Model chat screenshot from OpenAI

No idea what that means. Let’s turn the temperature down and frequency penalty up.

Model chat with lowre temperature

Much better! As a fan of Westworld also eerily similar to something I might say. I’m not entirely sure what’s going on here but if you have a good reason why I need to reduce the temperature let me know. My hunch is that it’s related to the same reason GPT-4 uses a mixture of different models behind the scenes. I found myself turning the temperature up and down when I wanted it to be more creative vs. factual

Introspecting myself through my LLM twin

Throughout the workday, I would feed messages from my coworkers to the model. I even fed it an outline from a sales call, asked it to draw conclusions, and then asked my coworker if it was spot on.

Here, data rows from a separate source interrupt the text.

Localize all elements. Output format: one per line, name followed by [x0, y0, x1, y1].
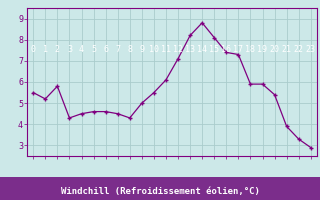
- Text: 11: 11: [161, 46, 171, 54]
- Text: 1: 1: [43, 46, 48, 54]
- Text: 15: 15: [209, 46, 219, 54]
- Text: 0: 0: [31, 46, 36, 54]
- Text: 17: 17: [233, 46, 244, 54]
- Text: 20: 20: [269, 46, 280, 54]
- Text: 13: 13: [185, 46, 195, 54]
- Text: 22: 22: [294, 46, 304, 54]
- Text: 16: 16: [221, 46, 231, 54]
- Text: 10: 10: [149, 46, 159, 54]
- Text: 19: 19: [258, 46, 268, 54]
- Text: 14: 14: [197, 46, 207, 54]
- Text: 18: 18: [245, 46, 255, 54]
- Text: 7: 7: [115, 46, 120, 54]
- Text: 21: 21: [282, 46, 292, 54]
- Text: 8: 8: [127, 46, 132, 54]
- Text: 4: 4: [79, 46, 84, 54]
- Text: 9: 9: [139, 46, 144, 54]
- Text: 23: 23: [306, 46, 316, 54]
- Text: 2: 2: [55, 46, 60, 54]
- Text: 12: 12: [173, 46, 183, 54]
- Text: 3: 3: [67, 46, 72, 54]
- Text: 5: 5: [91, 46, 96, 54]
- Text: 6: 6: [103, 46, 108, 54]
- Text: Windchill (Refroidissement éolien,°C): Windchill (Refroidissement éolien,°C): [60, 187, 260, 196]
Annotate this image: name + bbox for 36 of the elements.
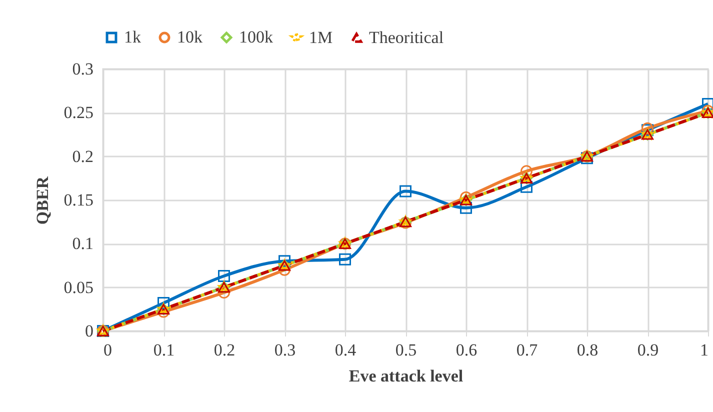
x-tick-label: 0.7 — [516, 340, 538, 360]
x-tick-label: 0.3 — [274, 340, 296, 360]
legend-label: Theoritical — [369, 28, 444, 47]
x-tick-label: 0.9 — [637, 340, 659, 360]
x-tick-label: 0 — [104, 340, 112, 360]
point — [520, 165, 532, 178]
legend-label: 1k — [124, 28, 142, 47]
legend-label: 100k — [239, 28, 274, 47]
legend-label: 1M — [309, 28, 333, 47]
point — [218, 286, 230, 299]
x-tick-label: 0.1 — [153, 340, 175, 360]
x-tick-label: 0.4 — [334, 340, 357, 360]
point — [339, 253, 351, 266]
point — [520, 180, 532, 193]
point — [158, 297, 170, 310]
point — [702, 98, 713, 110]
x-tick-label: 0.2 — [214, 340, 236, 360]
y-tick-label: 0.15 — [64, 190, 94, 210]
y-tick-label: 0.25 — [64, 103, 94, 122]
point — [218, 270, 230, 282]
point — [460, 191, 472, 204]
point — [400, 185, 412, 198]
x-tick-label: 0.8 — [576, 340, 598, 360]
x-tick-label: 0.5 — [395, 340, 417, 360]
y-tick-label: 0.2 — [72, 146, 94, 166]
point — [278, 264, 290, 276]
x-tick-label: 0.6 — [456, 340, 478, 360]
y-tick-label: 0.05 — [64, 278, 94, 297]
y-tick-label: 0 — [85, 322, 94, 340]
legend-label: 10k — [177, 28, 203, 47]
y-tick-label: 0.1 — [72, 234, 94, 254]
y-tick-label: 0.3 — [72, 60, 94, 78]
x-tick-label: 1 — [700, 340, 708, 360]
y-axis-title: QBER — [32, 176, 52, 225]
point — [278, 255, 290, 268]
x-axis-title: Eve attack level — [348, 366, 464, 386]
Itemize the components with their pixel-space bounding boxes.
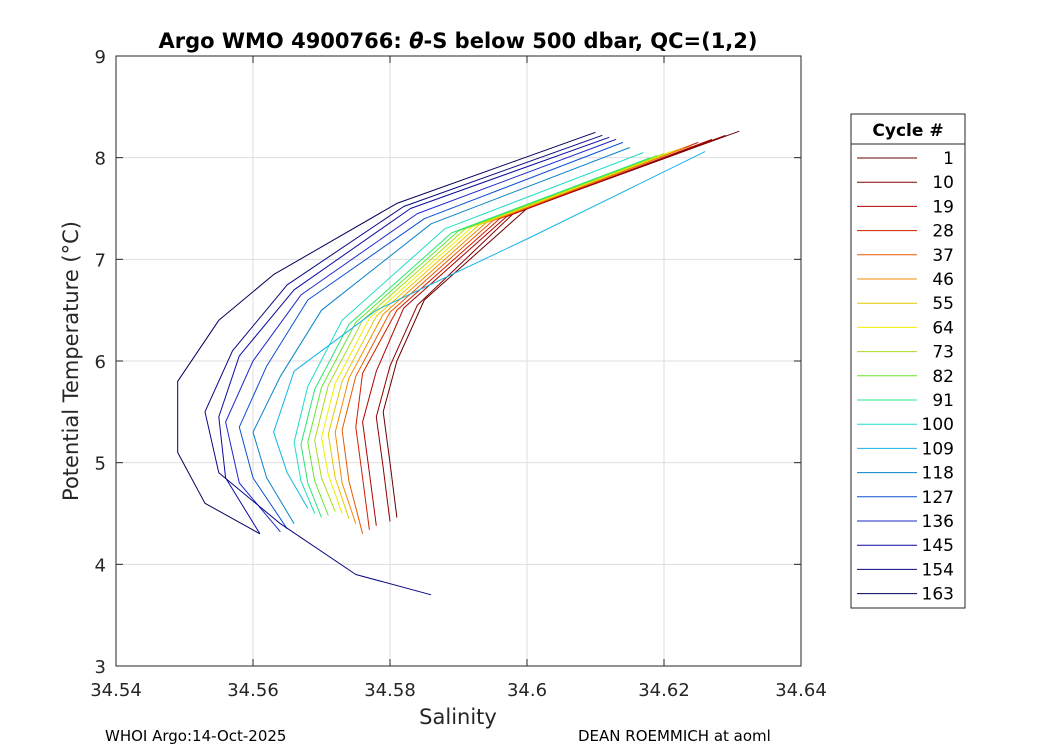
x-tick-label: 34.56 [227, 680, 279, 701]
legend-label-46: 46 [932, 270, 954, 290]
chart-title-suffix: -S below 500 dbar, QC=(1,2) [424, 29, 758, 53]
legend-label-109: 109 [922, 439, 954, 459]
x-tick-label: 34.54 [90, 680, 142, 701]
footer-right: DEAN ROEMMICH at aoml [578, 727, 771, 745]
series-line-cycle-55 [327, 149, 678, 519]
legend-label-28: 28 [932, 222, 954, 242]
y-tick-label: 6 [95, 352, 106, 373]
legend-label-163: 163 [922, 585, 954, 605]
series-line-cycle-109 [273, 151, 706, 509]
legend-box [850, 113, 966, 609]
series-line-cycle-64 [321, 151, 672, 514]
y-tick-label: 5 [95, 454, 106, 475]
legend-label-82: 82 [932, 367, 954, 387]
series-line-cycle-82 [307, 155, 658, 516]
series-line-cycle-91 [300, 157, 651, 518]
y-tick-label: 4 [95, 555, 106, 576]
footer-left: WHOI Argo:14-Oct-2025 [105, 727, 286, 745]
chart-title-theta: θ [409, 29, 423, 53]
legend-title: Cycle # [872, 121, 943, 141]
legend-label-55: 55 [932, 294, 954, 314]
legend-label-154: 154 [922, 560, 954, 580]
legend-label-118: 118 [922, 464, 954, 484]
legend-label-73: 73 [932, 343, 954, 363]
legend-entries: 1 10 19 28 37 46 55 64 73 82 91 100 109 118 127 136 145 1… [857, 149, 954, 605]
legend-label-19: 19 [932, 197, 954, 217]
legend-label-91: 91 [932, 391, 954, 411]
legend-label-136: 136 [922, 512, 954, 532]
legend-label-100: 100 [922, 415, 954, 435]
series-line-cycle-127 [238, 141, 624, 530]
series-line-cycle-118 [252, 147, 630, 524]
series-line-cycle-100 [293, 152, 644, 514]
y-tick-label: 9 [95, 47, 106, 68]
x-tick-label: 34.62 [638, 680, 690, 701]
tick-marks [115, 55, 802, 667]
x-tick-labels: 34.54 34.56 34.58 34.6 34.62 34.64 [90, 680, 827, 701]
y-tick-labels: 3 4 5 6 7 8 9 [95, 47, 106, 678]
legend-label-37: 37 [932, 246, 954, 266]
series-line-cycle-37 [341, 145, 692, 534]
legend-label-127: 127 [922, 488, 954, 508]
y-tick-label: 3 [95, 657, 106, 678]
chart-title-prefix: Argo WMO 4900766: [158, 29, 409, 53]
series-line-cycle-136 [225, 138, 617, 533]
y-tick-label: 7 [95, 250, 106, 271]
series-line-cycle-19 [362, 138, 713, 526]
legend-label-145: 145 [922, 536, 954, 556]
legend: Cycle # 1 10 19 28 37 46 55 64 73 82 91 100 109 118 12… [850, 113, 966, 609]
series-line-cycle-163 [177, 131, 596, 535]
x-tick-label: 34.6 [507, 680, 547, 701]
x-tick-label: 34.64 [775, 680, 827, 701]
x-axis-label: Salinity [419, 705, 497, 729]
legend-label-1: 1 [943, 149, 954, 169]
series-line-cycle-154 [204, 134, 603, 596]
y-tick-label: 8 [95, 149, 106, 170]
series-layer [177, 130, 740, 596]
x-tick-label: 34.58 [364, 680, 416, 701]
legend-label-64: 64 [932, 318, 954, 338]
y-axis-label: Potential Temperature (°C) [59, 221, 83, 501]
series-line-cycle-28 [355, 141, 699, 530]
legend-label-10: 10 [932, 173, 954, 193]
chart-title: Argo WMO 4900766: θ-S below 500 dbar, QC… [158, 29, 757, 53]
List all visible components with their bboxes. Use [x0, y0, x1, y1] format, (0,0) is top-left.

I had a question on this one
I don’t think there are any product conclusions here
but I can take a closer look
I think the main conclusion is that they want to use terraform to manage access
and they want to have access to restricted logs approved
is there something specific you are looking for?
I can read it again

As crazy as it sounds the few hours I spent playing around with the model helped me introspect on how I use Slack and the tone I use at work. When I use Slack it’s typically type first and think later. This shows through in the message structure the model learned. I might write something, press enter, write some more, press enter, etc. This is in contrast to email and text messages where I put a lot more thought into a message before sending it. I think it’s mainly due to the volume of messages I have to respond to and my split brain while doing so.

At times I didn’t love the tone of the completions from the model.

Ross GPT being difficult

It’s not entirely fair to assume that I would write messages like this, but it’s still an impression of how I can come off. I’m responding to a morass of Slack messages all day (usually while trying to do something else) and that results in a lot of brevity.

Where to go next

While I had a lot of fun with this experiment I don’t think I’m going to revisit it for a while. Fine-tuning the model made it a lot less effective at other tasks even if it could parrot my style. It could be an interesting follow-up experiment to fine-tune the model using a non-work setting like iMessage. If I find the time I’d like to refine my original idea of fingerprinting my writing style in a way a general model like GTP-4 can understand.